Bell tower and book repository to the left of the gallery
The book depository with a bell tower in Goshavank is a structure of unusual composition. Originally, before 1241. there had been in its place a small building with niches for keeping books with a wooden glkhatun type ceiling. Adjacent to it on the western side was a vast premise which probably served as a refectory and an auditorium. It also had wooden roofing which, judging by its size, had three tents and four internal wooden abutments.
Then, a two-floor bell tower was built over the book depository. The construction was carried out in two stages.
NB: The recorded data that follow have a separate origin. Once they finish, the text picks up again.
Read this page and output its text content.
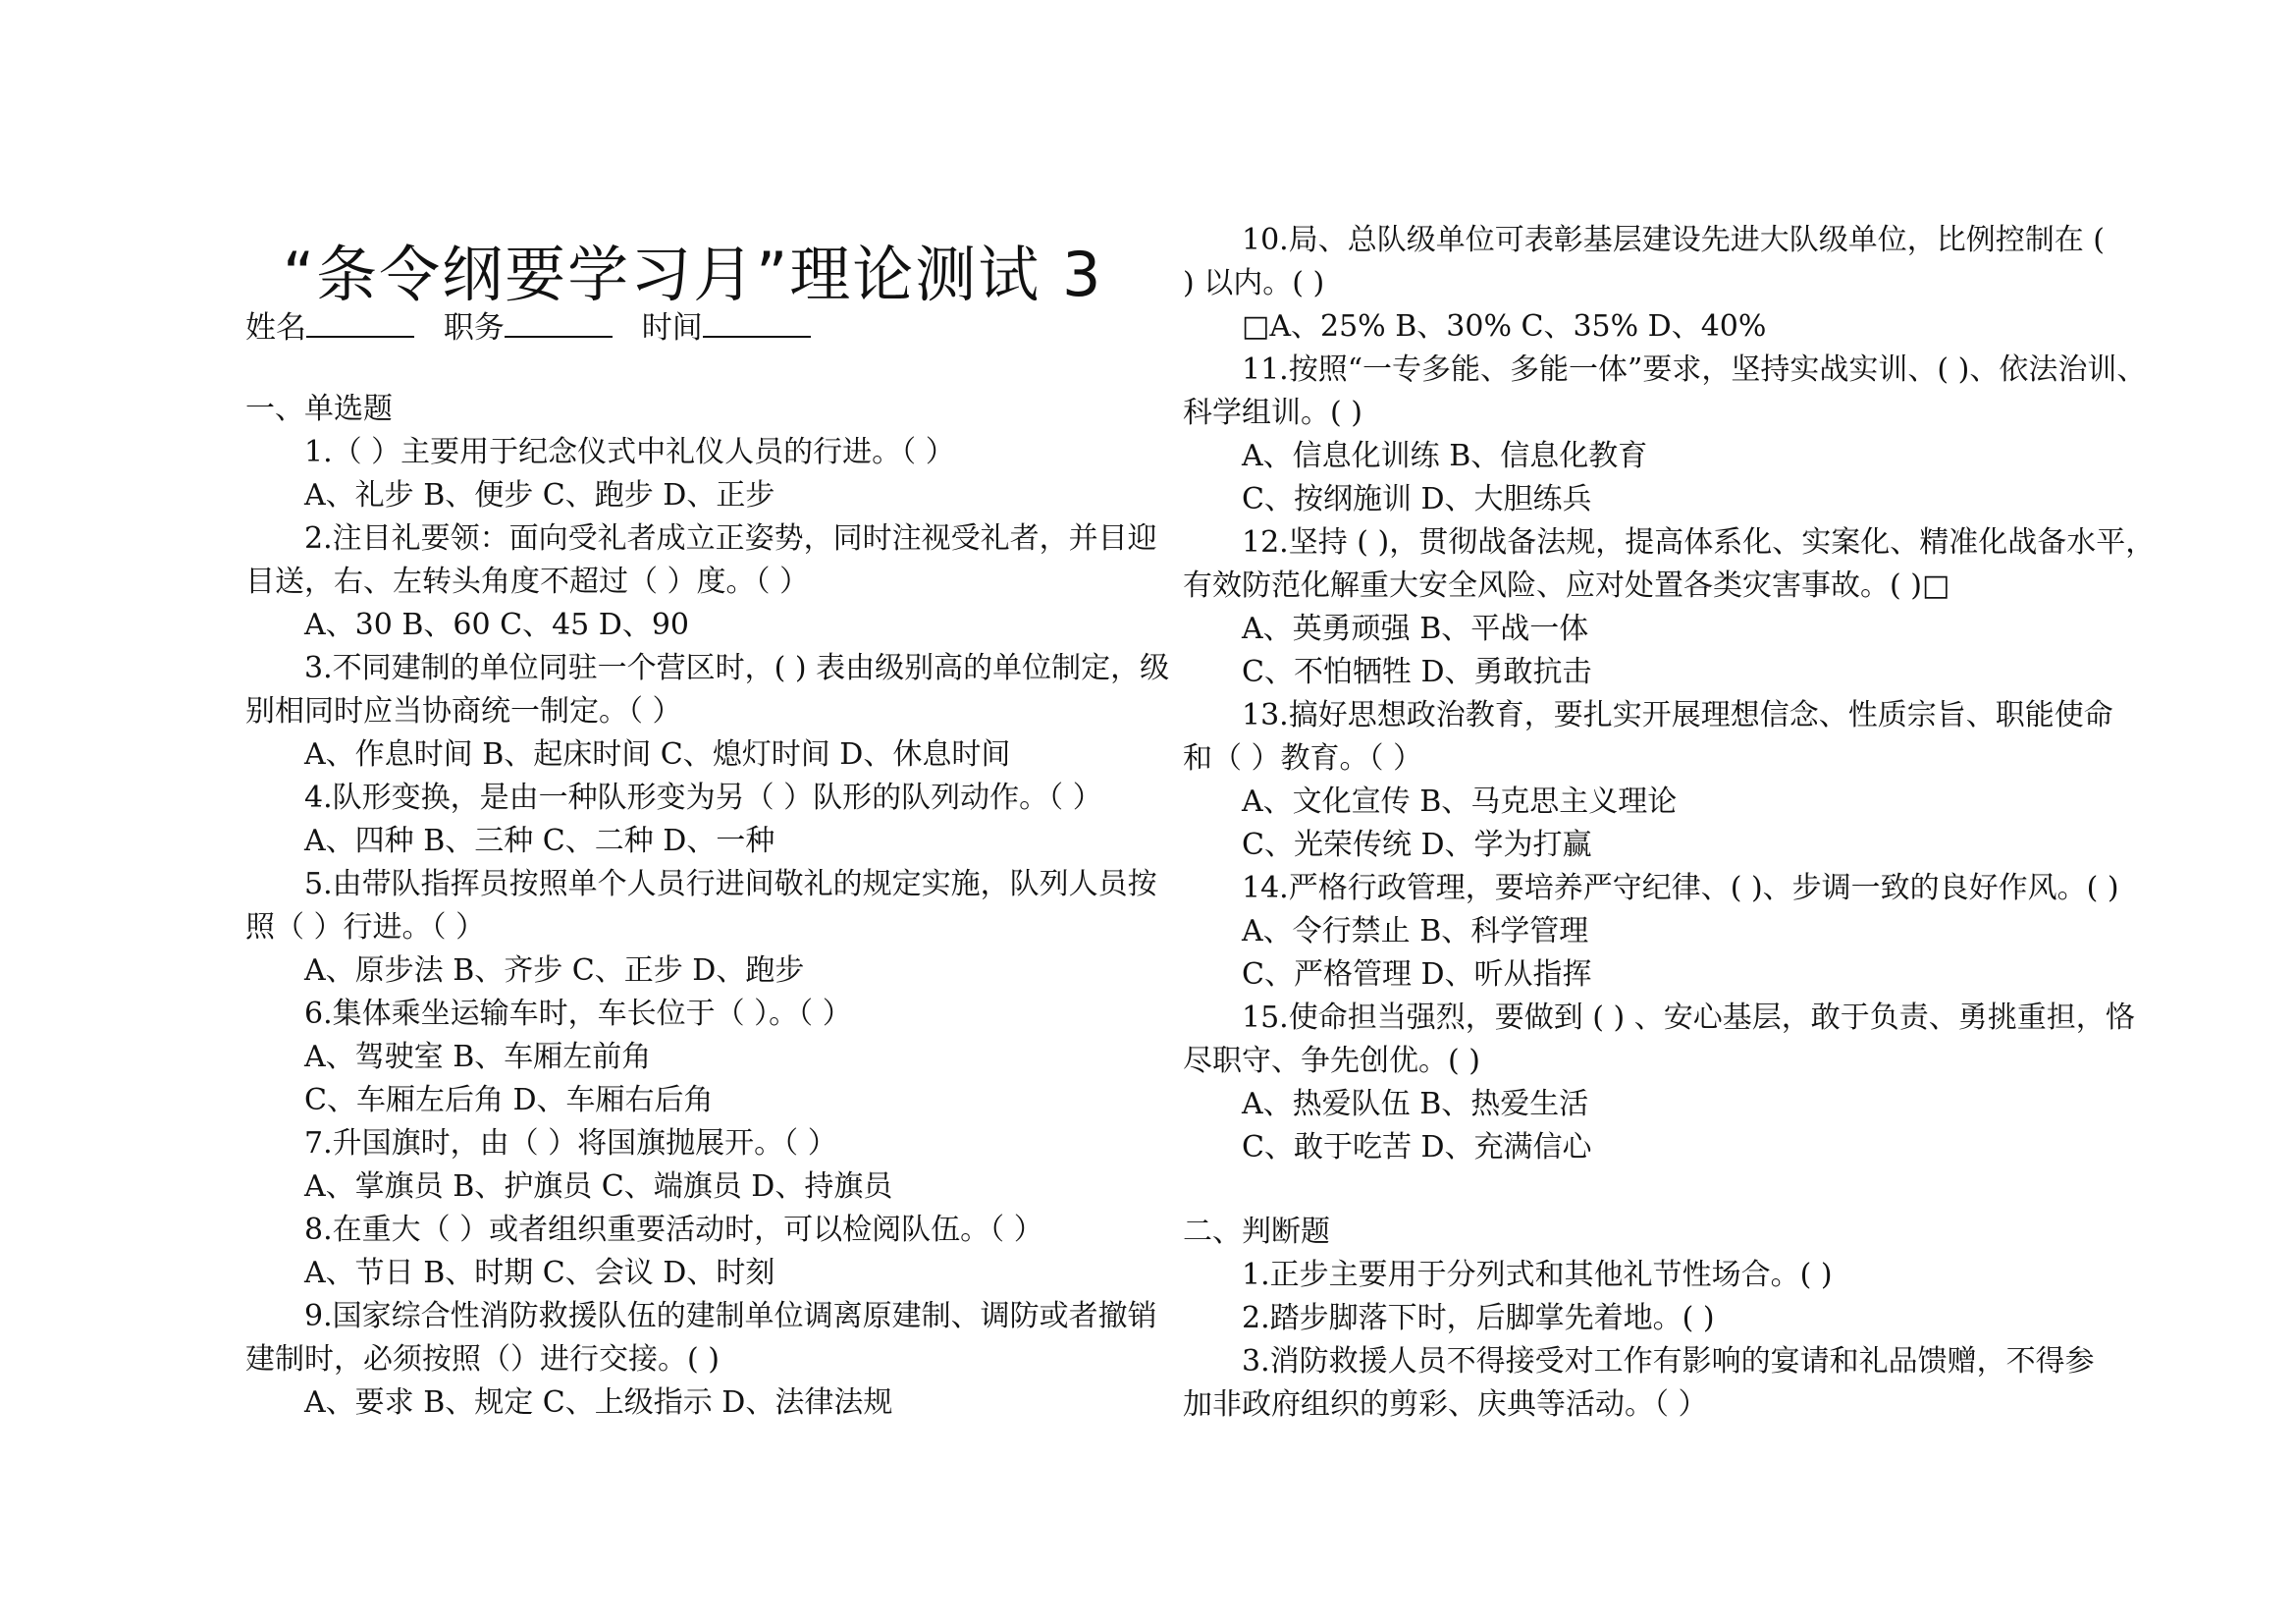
“条令纲要学习月”理论测试 3
姓名	职务	时间
一、单选题
1.（ ）主要用于纪念仪式中礼仪人员的行进。（ ）
A、礼步 B、便步 C、跑步 D、正步
2.注目礼要领：面向受礼者成立正姿势，同时注视受礼者，并目迎
目送，右、左转头角度不超过（ ）度。（ ）
A、30 B、60 C、45 D、90
3.不同建制的单位同驻一个营区时，( ) 表由级别高的单位制定，级
别相同时应当协商统一制定。（ ）
A、作息时间 B、起床时间 C、熄灯时间 D、休息时间
4.队形变换，是由一种队形变为另（ ）队形的队列动作。（ ）
A、四种 B、三种 C、二种 D、一种
5.由带队指挥员按照单个人员行进间敬礼的规定实施，队列人员按
照（ ）行进。（ ）
A、原步法 B、齐步 C、正步 D、跑步
6.集体乘坐运输车时，车长位于（ ）。（ ）
A、驾驶室 B、车厢左前角
C、车厢左后角 D、车厢右后角
7.升国旗时，由（ ）将国旗抛展开。（ ）
A、掌旗员 B、护旗员 C、端旗员 D、持旗员
8.在重大（ ）或者组织重要活动时，可以检阅队伍。（ ）
A、节日 B、时期 C、会议 D、时刻
9.国家综合性消防救援队伍的建制单位调离原建制、调防或者撤销
建制时，必须按照（）进行交接。( )
A、要求 B、规定 C、上级指示 D、法律法规
10.局、总队级单位可表彰基层建设先进大队级单位，比例控制在 (
) 以内。( )
□A、25% B、30% C、35% D、40%
11.按照“一专多能、多能一体”要求，坚持实战实训、( )、依法治训、
科学组训。( )
A、信息化训练 B、信息化教育
C、按纲施训 D、大胆练兵
12.坚持 ( )，贯彻战备法规，提高体系化、实案化、精准化战备水平，
有效防范化解重大安全风险、应对处置各类灾害事故。( )□
A、英勇顽强 B、平战一体
C、不怕牺牲 D、勇敢抗击
13.搞好思想政治教育，要扎实开展理想信念、性质宗旨、职能使命
和（ ）教育。（ ）
A、文化宣传 B、马克思主义理论
C、光荣传统 D、学为打赢
14.严格行政管理，要培养严守纪律、( )、步调一致的良好作风。( )
A、令行禁止 B、科学管理
C、严格管理 D、听从指挥
15.使命担当强烈，要做到 ( ) 、安心基层，敢于负责、勇挑重担，恪
尽职守、争先创优。( )
A、热爱队伍 B、热爱生活
C、敢于吃苦 D、充满信心
二、判断题
1.正步主要用于分列式和其他礼节性场合。( )
2.踏步脚落下时，后脚掌先着地。( )
3.消防救援人员不得接受对工作有影响的宴请和礼品馈赠，不得参
加非政府组织的剪彩、庆典等活动。（ ）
Eight wall-attached abutments and a stone roofing consisting of two pairs of intersecting arches were constructed in the book depository for the cross-plan superstructure. The top floor was elevated only to the height of two rows of stone masonry, as evidenced by the incomplete half-columns situated on the facades. In the second stage, accomplished in 1291 by the patrons Dasapet and Karapet, the top — a small church with two altar apses, crowned with a multicolumn rotund belfry — was completed. The entrance to the church was from the roof of the auditorium by a cantilever stone stair.
The decoration of the building was rather modest. The book depository’s semi-circular and dihedral grooved abutments were topped with plain slabs with the lower corners sloped in the shape of trefoils. The roofings of the corner sections, designed on the false vault principle, are composed of triangles differing in size and shape and arranged in such a way as to form eight-pointed stars. The decoration and design of the base of the rotund belfry, which reproduces in stone modified details of the “glkhatun” wooden tent, is more imposing. The bell tower was taller than Grigor church, and therefore dominated Goshavank ensemble.
The outer appearance of the building is marked by the gradation of its bulks from the heavy bottom part to the openwork top which emphasizes the domination of the vertical in the building’s composition. The architectural peculiarities of the composition of the bell tower influenced the design of the structures like the two-story sepulchral churches in Yeghvard and Noravank built in Armenia in the second quarter of the fourteenth century.

School building

The school building lies in ruins.

Gallery

The gallery is a covered area between the gavit and the bell tower, like a passage, and open on both ends (at least today).

Khachkars


The famous khachkar at Goshavank known as "Aseghnagorts" (The Needlecarved)
The khachkars created by the carver Pavgos in Goshavank stand out among the rest. The best of them is a 1291 khachkar with the maker’s name carved in the bottom left star, which is one of the most intricate examples in existence. The finely carved lacy ornaments are arranged in layers in which the basic elements of the composition — a cross on a shield-shaped rosette and eight-pointed Starr filling the corners of the middle-cross section—show clearly. The intricate openwork ornaments vary — a clear-cut geometrical pattern constitutes the background, and the accentuating elements form a complicated combination of a floral and geometrical ornament which never repeats itself.






S. Hripsime Chapel

St. Hripsime chapel (1254), situated south-west of the main group on an opposite hillside consists of a square, domed building.


UNESCO

The monastery of Goshavank, together with that of Haghartsin, may become part of a natural site based on the state protected area of Dilijan National Park, an important forest in north-eastern Armenia.